Quel film marocain recommanderiez-vous ?
Parce qu’il a fait scandale et qu’il a été très important dans l’histoire, à la fois politique et cinématographique : Much Loved, de Nabil Ayouch. Il m’a poussée à écrire un livre qui s’appelle Sexe et Mensonges, et je trouve que c’est un film très important sur la question du corps des femmes, de la sexualité, et qui dit beaucoup des tensions qui continuent à exister dans la société marocaine.
Quel lien établissez-vous entre l’écriture en littérature et pour le cinéma ?
Dès sa naissance, le cinéma a puisé à la source de la littérature. Nous sommes des créateurs de mondes et d’histoires. Nous avons des personnages, une histoire, une narration qui doivent évoluer. La grande différence réside dans l’écriture de ce qui est intérieur, l’écriture du silence, ce que permet le roman. Puis le cinéma est une industrie, avec des questions de moyens importantes. Pour un livre, on peut écrire une bataille de 5 000 figurants avec un simple stylo et un bout de papier.
Quelle est votre expérience en écriture scénaristique ?
J’écris en ce moment avec un ami pour un de ses films. Je suis aussi en train d’adapter ma trilogie Le Pays des autres : je dirige le bureau d’écriture. J’aime beaucoup cela, même si je suis encore très mauvaise en dialogues. Il y en a très peu dans mes romans. C’est l’occasion d’apprendre à en écrire.
Avez-vous le souvenir d’une adaptation de roman qui vous a particulièrement touchée ?
Il y en a une qui est très classique : Le Guépard… ou peut-être Out of Africa. Ce sont vraiment des adaptations devenues des œuvres à part entière. Il y a plein de gens qui ne savent même pas qu’ils sont tirés d’un grand livre. Les réalisateurs ont réussi à en faire des films majeurs, avec leur identité propre. Il y en a un autre : The Hours, qui est une adaptation magnifique – une double adaptation, parce que c’est un livre qui rend hommage à un autre livre, Mrs Dalloway.
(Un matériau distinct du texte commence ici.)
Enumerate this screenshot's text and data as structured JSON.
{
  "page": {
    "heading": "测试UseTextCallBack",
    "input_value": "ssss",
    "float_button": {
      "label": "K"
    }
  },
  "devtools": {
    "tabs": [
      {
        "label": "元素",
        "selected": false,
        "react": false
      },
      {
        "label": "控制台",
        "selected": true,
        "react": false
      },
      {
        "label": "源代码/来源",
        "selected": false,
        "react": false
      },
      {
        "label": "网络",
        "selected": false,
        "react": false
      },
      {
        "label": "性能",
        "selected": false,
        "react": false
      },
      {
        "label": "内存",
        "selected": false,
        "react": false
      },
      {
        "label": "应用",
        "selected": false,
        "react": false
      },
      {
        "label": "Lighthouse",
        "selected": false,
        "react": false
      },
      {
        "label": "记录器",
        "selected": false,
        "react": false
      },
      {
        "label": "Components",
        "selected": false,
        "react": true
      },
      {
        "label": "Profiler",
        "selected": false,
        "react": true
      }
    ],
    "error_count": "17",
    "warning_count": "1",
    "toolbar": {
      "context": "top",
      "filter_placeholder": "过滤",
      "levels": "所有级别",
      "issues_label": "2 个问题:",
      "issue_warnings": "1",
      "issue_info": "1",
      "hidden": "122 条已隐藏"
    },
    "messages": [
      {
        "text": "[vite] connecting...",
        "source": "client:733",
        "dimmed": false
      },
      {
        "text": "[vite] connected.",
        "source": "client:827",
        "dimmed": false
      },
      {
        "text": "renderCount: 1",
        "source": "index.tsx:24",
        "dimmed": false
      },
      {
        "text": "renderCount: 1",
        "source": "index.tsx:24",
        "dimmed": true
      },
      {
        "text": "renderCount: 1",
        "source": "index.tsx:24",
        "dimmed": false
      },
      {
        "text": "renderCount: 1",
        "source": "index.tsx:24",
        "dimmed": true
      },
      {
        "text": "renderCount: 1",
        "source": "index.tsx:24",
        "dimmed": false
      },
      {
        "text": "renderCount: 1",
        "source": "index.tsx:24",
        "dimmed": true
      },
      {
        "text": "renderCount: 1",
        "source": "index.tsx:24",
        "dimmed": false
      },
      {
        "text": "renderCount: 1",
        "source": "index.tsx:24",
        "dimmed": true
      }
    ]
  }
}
Et un livre que vous aimeriez voir porté sur grand écran ?
Peut-être La Trilogie du Caire, de Naguib Mahfouz. C’est le seul prix Nobel arabe, une trilogie sur l’histoire d’une famille dans le Caire des années 1900 à 1930. C’est absolument sublime, ça raconte une Égypte malheureusement un peu disparue, avec des personnages de femmes truculentes, et d’incroyables hommes aussi. Je crois que Youssef Chahine, le réalisateur égyptien, avait cette ambition, mais ça n’a pas abouti.
De quel cinéma rêvez-vous pour demain ?
D’un cinéma qui continue de nous rendre humains, d’un cinéma venu de partout, où toutes les voix puissent s’exprimer. Mais aussi d’un cinéma qui prend des risques. Il y a une phrase très célèbre de Malraux, qui clôt l’un de ses livres : « Par ailleurs, le cinéma est une industrie. » J’aimerais que cette industrie ne prenne pas le pas sur l’histoire, et qu’on revienne aussi à un cinéma plus artisanal, peut-être plus fragile, mais en même temps plus touchant.